The Climate Toolbox uses a lookup table for the progress to germination but, unlike the IPI model, uses half-day cycles and introduces setback conditions derived from the Thelandersson and Isaksson approach.
Results from the two approaches applied to eight months of data from an example climate (from an unconditioned house basement in the USA) are shown in
Figure 8. The results in this example are quite different (not unexpected as they represent different things), though both approaches show significant risk of mould in the space. For this particular example, the lookup model indicates a greater extent of mould germination than the MRD equations but that will not always be the case. Indication of mould activity exceeding 1 in either metric represents a significant risk to collections.
4. Conclusions
The Climate Toolbox is a highly flexible and efficient excel workbook allowing risks to museum objects arising from climates to be evaluated and quantified. Climate data (a date and time column, followed by pairs of columns of temperature and humidity data for each space being considered) can be input at any desired (fixed) collection frequency and for any length of time (within the limits of Excel’s row and column restrictions)—though periods of one or more years are preferred for the analyses to take account of any seasonal variations. Base data and cycle periods are selectable by expert users, but default entries can be used for general assessment in the absence of more advanced information on the materials and object properties being considered. Judicious combinations of analyses over different cycle frequencies can be used to determine comparative figures of merits for different spaces and the risks associated with each climate are calculated and presented in terms of a number of risk factors including mechanical damage, relative permanence, risk of mould, overall climate envelope, and adherence to specifications. A copy of the utlity (v 20.0, current at the time of publication), together with supporting files and documentation, is available for download in the
Supplementary Material.
The Toolbox is useful for evaluating climate risks for general mixed collections but inevitably will not address all climate related hazards for all materials.
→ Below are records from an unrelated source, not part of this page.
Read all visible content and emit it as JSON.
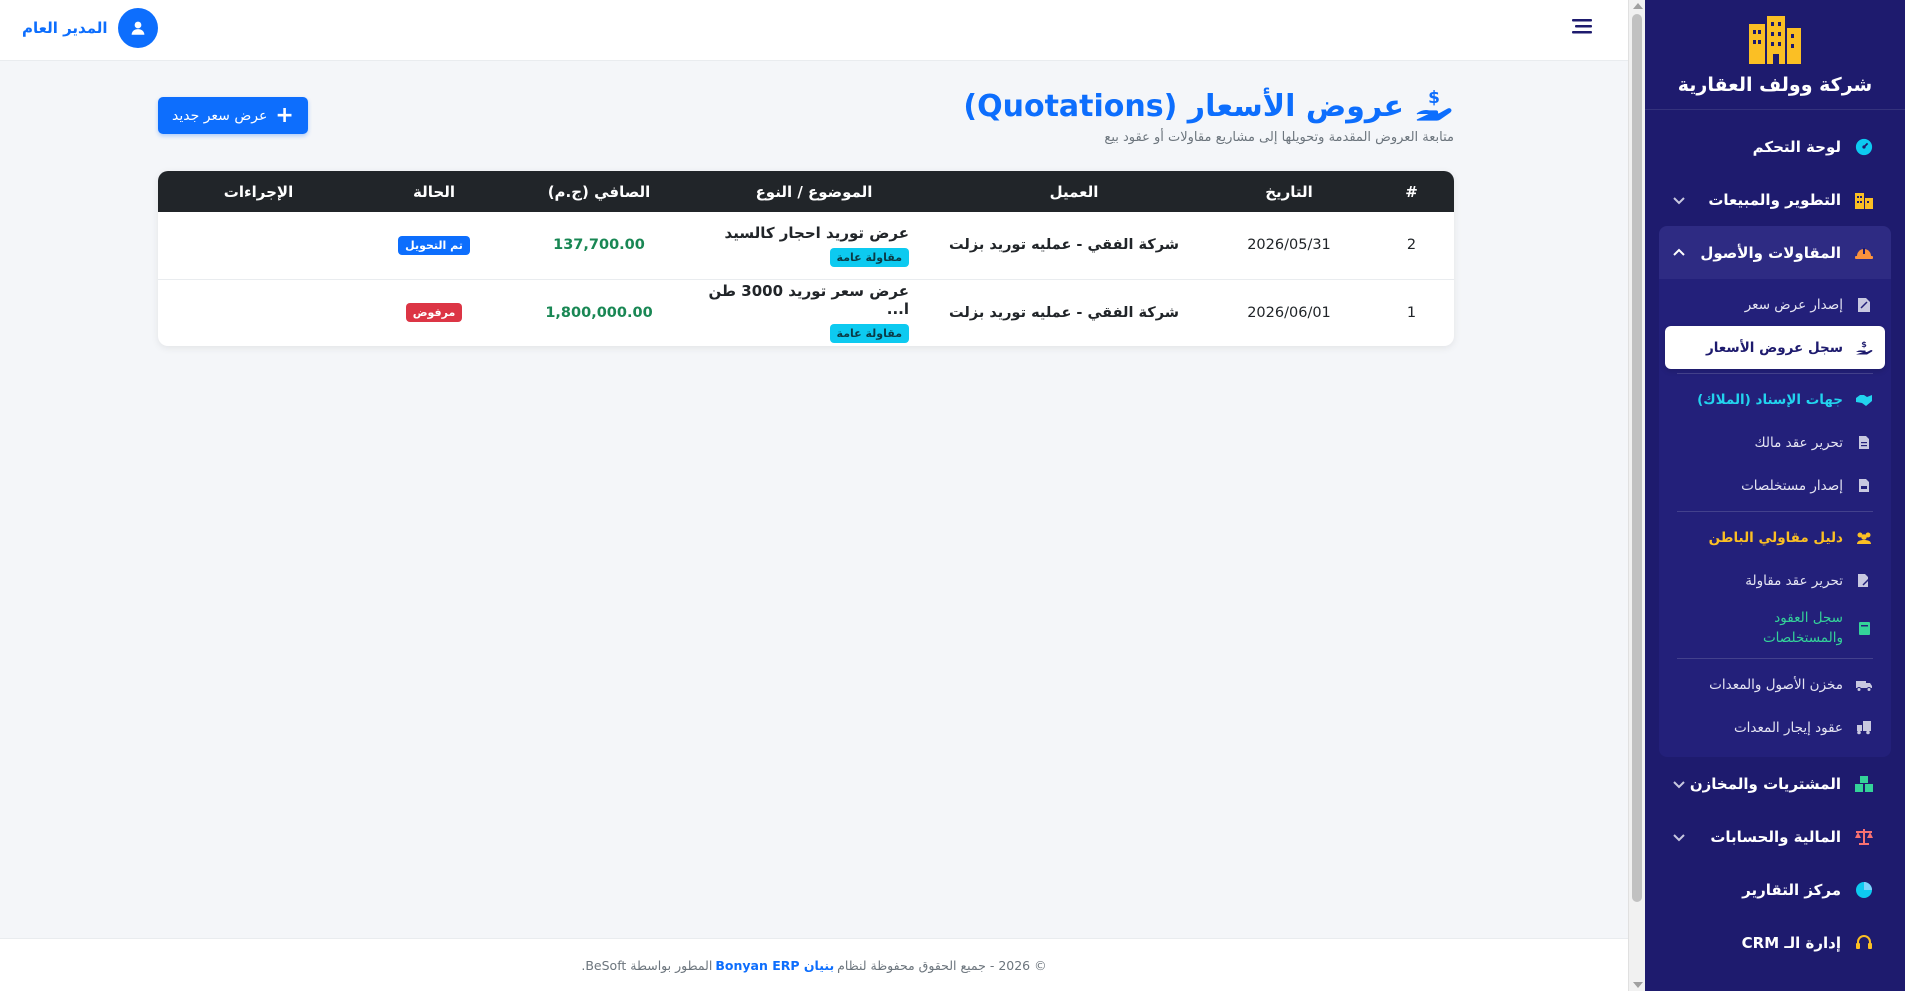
{
  "sidebar": {
    "brand_name": "شركة وولف العقارية",
    "items": [
      {
        "label": "لوحة التحكم",
        "icon": "gauge-icon",
        "icon_color": "#0dcaf0"
      },
      {
        "label": "التطوير والمبيعات",
        "icon": "building-icon",
        "icon_color": "#fbbf24"
      },
      {
        "label": "المقاولات والأصول",
        "icon": "helmet-icon",
        "icon_color": "#fb923c"
      },
      {
        "label": "المشتريات والمخازن",
        "icon": "boxes-icon",
        "icon_color": "#34d399"
      },
      {
        "label": "المالية والحسابات",
        "icon": "scale-icon",
        "icon_color": "#f87171"
      },
      {
        "label": "مركز التقارير",
        "icon": "pie-chart-icon",
        "icon_color": "#0dcaf0"
      },
      {
        "label": "إدارة الـ CRM",
        "icon": "headset-icon",
        "icon_color": "#fbbf24"
      }
    ],
    "sub_items": [
      {
        "label": "إصدار عرض سعر",
        "icon": "file-signature-icon"
      },
      {
        "label": "سجل عروض الأسعار",
        "icon": "hand-dollar-icon"
      },
      {
        "label": "جهات الإسناد (الملاك)",
        "icon": "handshake-icon"
      },
      {
        "label": "تحرير عقد مالك",
        "icon": "file-contract-icon"
      },
      {
        "label": "إصدار مستخلصات",
        "icon": "file-invoice-icon"
      },
      {
        "label": "دليل مقاولي الباطن",
        "icon": "users-icon"
      },
      {
        "label": "تحرير عقد مقاولة",
        "icon": "file-pen-icon"
      },
      {
        "label": "سجل العقود والمستخلصات",
        "icon": "book-icon"
      },
      {
        "label": "مخزن الأصول والمعدات",
        "icon": "truck-icon"
      },
      {
        "label": "عقود إيجار المعدات",
        "icon": "truck-ramp-icon"
      }
    ]
  },
  "topbar": {
    "user_name": "المدير العام"
  },
  "page": {
    "title": "عروض الأسعار (Quotations)",
    "subtitle": "متابعة العروض المقدمة وتحويلها إلى مشاريع مقاولات أو عقود بيع",
    "new_button": "عرض سعر جديد",
    "new_button_icon": "plus-icon"
  },
  "table": {
    "headers": {
      "num": "#",
      "date": "التاريخ",
      "client": "العميل",
      "subject": "الموضوع / النوع",
      "net": "الصافي (ج.م)",
      "status": "الحالة",
      "actions": "الإجراءات"
    },
    "rows": [
      {
        "num": "2",
        "date": "2026/05/31",
        "client": "شركة الفقي - عمليه توريد بزلت",
        "subject": "عرض توريد احجار كالسيد",
        "type": "مقاولة عامة",
        "net": "137,700.00",
        "status": "تم التحويل",
        "status_color": "#0d6efd"
      },
      {
        "num": "1",
        "date": "2026/06/01",
        "client": "شركة الفقي - عمليه توريد بزلت",
        "subject": "عرض سعر توريد 3000 طن ا...",
        "type": "مقاولة عامة",
        "net": "1,800,000.00",
        "status": "مرفوض",
        "status_color": "#dc3545"
      }
    ]
  },
  "footer": {
    "prefix": "© 2026 - جميع الحقوق محفوظة لنظام",
    "brand": "بنيان Bonyan ERP",
    "suffix": "المطور بواسطة BeSoft."
  },
  "colors": {
    "primary": "#0d6efd",
    "sidebar_bg": "#1e1b6e",
    "success": "#198754",
    "danger": "#dc3545",
    "info": "#0dcaf0"
  }
}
In particular, the Toolbox in its current form does not consider hazards associated with fluctuating temperatures (beyond the thermodynamic effect that these will have and the effect on mould germination and growth) so cannot be used to assess risks for collections sensitive to such variations (for example, historic enamel on metal supports). Nor can it adequately assess climate associated risk for materials with embedded salts that can mobilise or recrystallise at specific boundary rh’s (such as corroded glass, salt laden minerals, or archaeological iron). Additionally, as the Toolbox has a minimum cycle period of a day, it cannot assess risks for the very few materials which will respond fully to rh changes in periods shorter than a day. These vulnerable materials all fall outside of the scope considered by the Toolbox and, if present in a collection, will require special attention and control of the local climate.